Data are presented as mean ± standard deviation. ***, P<0.001; **, P<0.01; *, P<0.05. TAO, thyroid-associated ophthalmopathy; MRD, margin reflex distance.

In both groups, ST scleral areas were significantly larger than SN scleral areas (P<0.001; Table 5). The values of SN, ST, IN, and IT scleral areas in TAO eyes were 13.39±10.05, 23.92±15.35, 31.64±13.18, and 27.19±13.27 mm2, respectively, which were significantly greater compared with those in control eyes. This result implied that the scleral in TAO eyes was more exposed than it was in normal eyes.

Comparison of eyelid contour and symmetry

Figure 7A shows the MPLDs at different angles (from 0° to 180°) in TAO and control eyes. There were significant differences in MPLD at each angle between the 2 groups (P=0.008 at temporal 180°; P<0.001 at other angles). In control eyes, the maximum temporal: nasal ratio of MPLD was present in the horizontal direction, and this ratio went down gradually toward the vertical direction. However, in TAO eyes, the greatest temporal-nasal asymmetry appeared at 75° from the vertical line, as shown in Figure 7B. All temporal: nasal ratios of MPLD were significantly greater in TAO eyes compared with those in control eyes.

Figure 7 Comparison of the eyelid contour and symmetry in TAO eyes and control eyes. (A) A polar plot showing the eyelid contour of TAO eyes and control eyes according to MPLD. (B) A bar graph displaying the eyelid symmetry of TAO eyes and control eyes according to the temporal: nasal ratio of MPLDs. *, P<0.05; ***, P<0.001. TAO, thyroid-associated ophthalmopathy; MPLD, mid-pupil lid distance.


In this study, we applied an automatic deep learning-based system to measure eyelid features in TAO and control eyes. Eyelid parameters, including PF, MRD1, MRD2, eyelid length (including UEL and LEL), eyelid retraction length (including UER and LER), and scleral areas were all significantly greater in TAO eyes. The findings suggested obvious eyelid retraction in TAO eyes. There were also significant differences in temporal: nasal ratios of MPLD, which indicated a so-called lateral flare sign in TAO.

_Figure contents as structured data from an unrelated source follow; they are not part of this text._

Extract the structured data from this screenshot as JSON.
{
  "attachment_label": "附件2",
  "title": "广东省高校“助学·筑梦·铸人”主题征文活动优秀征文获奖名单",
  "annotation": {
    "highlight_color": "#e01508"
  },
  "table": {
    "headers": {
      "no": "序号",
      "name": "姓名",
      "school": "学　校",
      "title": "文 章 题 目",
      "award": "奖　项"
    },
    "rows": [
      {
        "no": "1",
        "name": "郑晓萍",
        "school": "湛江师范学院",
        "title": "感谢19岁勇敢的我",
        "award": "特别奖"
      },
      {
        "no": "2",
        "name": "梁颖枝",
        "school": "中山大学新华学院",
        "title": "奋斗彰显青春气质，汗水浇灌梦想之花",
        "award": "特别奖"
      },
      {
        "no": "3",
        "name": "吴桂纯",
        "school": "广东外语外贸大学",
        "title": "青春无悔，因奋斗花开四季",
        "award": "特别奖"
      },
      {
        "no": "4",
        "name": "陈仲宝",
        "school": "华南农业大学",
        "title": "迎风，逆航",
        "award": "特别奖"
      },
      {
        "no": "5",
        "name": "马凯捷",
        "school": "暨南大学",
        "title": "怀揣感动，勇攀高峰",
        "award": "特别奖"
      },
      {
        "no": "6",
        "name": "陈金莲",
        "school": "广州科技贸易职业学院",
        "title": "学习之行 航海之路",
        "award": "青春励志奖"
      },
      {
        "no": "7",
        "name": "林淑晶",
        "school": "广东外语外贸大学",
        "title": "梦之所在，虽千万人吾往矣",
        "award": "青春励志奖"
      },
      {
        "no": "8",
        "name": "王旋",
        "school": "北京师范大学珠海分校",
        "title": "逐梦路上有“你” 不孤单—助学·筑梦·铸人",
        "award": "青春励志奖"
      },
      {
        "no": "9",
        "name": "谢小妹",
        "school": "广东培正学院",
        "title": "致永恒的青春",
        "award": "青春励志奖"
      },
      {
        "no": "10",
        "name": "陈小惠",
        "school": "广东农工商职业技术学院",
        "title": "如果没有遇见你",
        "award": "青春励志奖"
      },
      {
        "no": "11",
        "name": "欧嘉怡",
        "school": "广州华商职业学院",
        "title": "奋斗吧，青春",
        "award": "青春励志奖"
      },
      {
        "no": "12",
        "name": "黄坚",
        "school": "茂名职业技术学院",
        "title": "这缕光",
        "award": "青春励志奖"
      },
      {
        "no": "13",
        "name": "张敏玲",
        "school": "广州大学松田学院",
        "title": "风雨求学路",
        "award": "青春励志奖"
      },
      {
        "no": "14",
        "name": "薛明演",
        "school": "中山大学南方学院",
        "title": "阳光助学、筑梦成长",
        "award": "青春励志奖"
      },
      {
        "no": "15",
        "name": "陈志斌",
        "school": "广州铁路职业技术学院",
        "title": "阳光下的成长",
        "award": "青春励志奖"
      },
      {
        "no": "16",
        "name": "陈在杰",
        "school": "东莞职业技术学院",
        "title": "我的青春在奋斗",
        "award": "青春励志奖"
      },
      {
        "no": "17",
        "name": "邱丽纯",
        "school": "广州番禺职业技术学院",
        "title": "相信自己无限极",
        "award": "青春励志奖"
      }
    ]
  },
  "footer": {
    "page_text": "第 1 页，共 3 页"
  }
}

Measuring eyelid parameters precisely is critical for TAO diagnosis and treatment evaluation. UER is considered an important diagnostic criterion in thyroid eye diseases (6). Its characteristic sign of lateral flare was first described in the early 1950s, which has been explained by different hypotheses, including the lateral extensions of Muller’s muscle (28), the stronger lateral horn of the levator palpebrae superioris muscle compared to the medial horn (28,29), and the fibrotic process of the intermuscular septum (30). Although the lateral flare sign has been frequently described in previous studies, the most retracted part of the eyelid varies among individuals. The maximum retraction predominantly appears at 30° to 75° from the midline (12,13,31,32). Traditionally, quantitative analysis of TAO eyelids has been mainly performed according to the MRD and PF, which reflect the severity of eyelid retraction. However, measuring these 2 features in the midline manually is not sufficient for treatment evaluation. The management of lateral flare and restoration of normal eyelid contour are also key factors in surgical evaluation (33-36).

Some researchers have attempted to quantitatively describe the eyelid contour on digital face images (11-16,31,32,37-42). Cruz et al. (37) measured the upper eyelid contour in ptosis and Graves disease and fitted the contours with second-degree polynomial functions. However, the mathematic functions were not clinically useful to characterize lid abnormality. Cruz et al. (15) continued their efforts to quantify UER induced voluntarily and by Graves orbitopathy using MRD and nasal and temporal areas. Nevertheless, this quantification method failed to precisely identify the specific eyelid deformation. A few studies applied MPLD to analyze eyelid malposition, but the task was time-consuming since the intersections of radial lines and eyelids still needed to be marked manually (12-14,17,31). The Bezier line with manual adjustment has been applied to quantify the contour of the upper or lower eyelid in TAO eyes (16,32,39), but manual marks or adjustments increase the workload for clinicians. Unlike previous studies (12-17,31,32,37-39), the analysis system proposed in this paper was fully automatic and capable of providing important eyelid features for the clinic, including PF, MRD1, MRD2, and MPLD. When large volumes of facial images needed to be analyzed, this automatic system could measure eyelid parameters without human involvement, saving time and effort.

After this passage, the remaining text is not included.